Immune responses to peptidylarginine deiminase (PAD) enzymes, proteins that catalyze the post-translational deamination of arginine residues in a process known as citrullination, have been discovered in subsets of patients with rheumatoid arthritis (RA). Among these, anti-PAD4 immune responses are the most widely studied and include both autoreactive CD4+ T cell and autoantibody responses. Anti-PAD4 antibodies are present in 25-40% of RA patients, are detectable in the pre-clinical phase prior to disease diagnosis, and associate with erosive joint damage. A subset of anti-PAD4 antibodies cross-react with the related enzyme PAD3 (termed anti-PAD3/4 antibodies), and associate with the most severe erosive joint disease and presence of interstitial lung disease. Anti-PAD3/4 antibodies possess the unique ability to activate PAD4 upon binding, resulting in the increased citrullination of physiologic substrates. Anti-PAD4 and PAD3/4 antibodies cloned from patients with RA are able to bind directly to the surface of monocytes, via recognition of PAD4 expressed on the cell surface, and trigger pro-inflammatory chemokine secretion and exacerbation of inflammatory arthritis in the collagen-induced arthritis mouse model. The ability of anti-PAD4 antibodies to augment citrullination and activate monocytes suggests that they may be direct pathogenic players in amplifying disease in patients with RA.
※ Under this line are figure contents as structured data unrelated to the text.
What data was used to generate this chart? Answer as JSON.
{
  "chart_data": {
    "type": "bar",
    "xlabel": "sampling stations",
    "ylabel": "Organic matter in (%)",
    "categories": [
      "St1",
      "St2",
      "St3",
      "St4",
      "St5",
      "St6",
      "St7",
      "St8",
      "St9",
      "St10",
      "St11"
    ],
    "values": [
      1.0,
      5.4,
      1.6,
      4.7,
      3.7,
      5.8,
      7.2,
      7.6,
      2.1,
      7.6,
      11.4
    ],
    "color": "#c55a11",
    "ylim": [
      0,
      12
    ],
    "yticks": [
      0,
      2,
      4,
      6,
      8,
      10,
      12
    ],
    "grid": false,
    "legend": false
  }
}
The Protein Arginine Deiminases (PADs) hydrolyse arginine residues to form citrulline. This post-translational modification, termed citrullination, is upregulated in several autoimmune disorders including Rheumatoid Arthritis (RA), lupus, and Alzheimer’s disease. While these enzymes are important regulators of gene transcription, the full spectrum of biological activities is relatively underexplored. The author will discuss his development of pan and isozyme specific PAD inhibitors and their use in vitro and in vivo. Also, he will describe his development of phenylglyoxal-based probes, which chemoselectively react with citrulline to facilitate the labelling and enrichment of the RA-associated citrullinome. Notably, citrullination modulates the activity of metabolic enzymes and serine protease inhibitors (SERPINs), including nicotinamide N-methyltransferase and numerous SERPINs (eg C1 inhibitor, anti-thrombin, and anti-plasmin). Inhibition of SERPIN activity is highly significant as it triggers increased protease activity, thereby activating multiple processes including tissue remodelling, altered blood coagulation, and the activation of the complement cascade. Finally, the author will describe their efforts to site-specifically incorporate citrulline into proteins.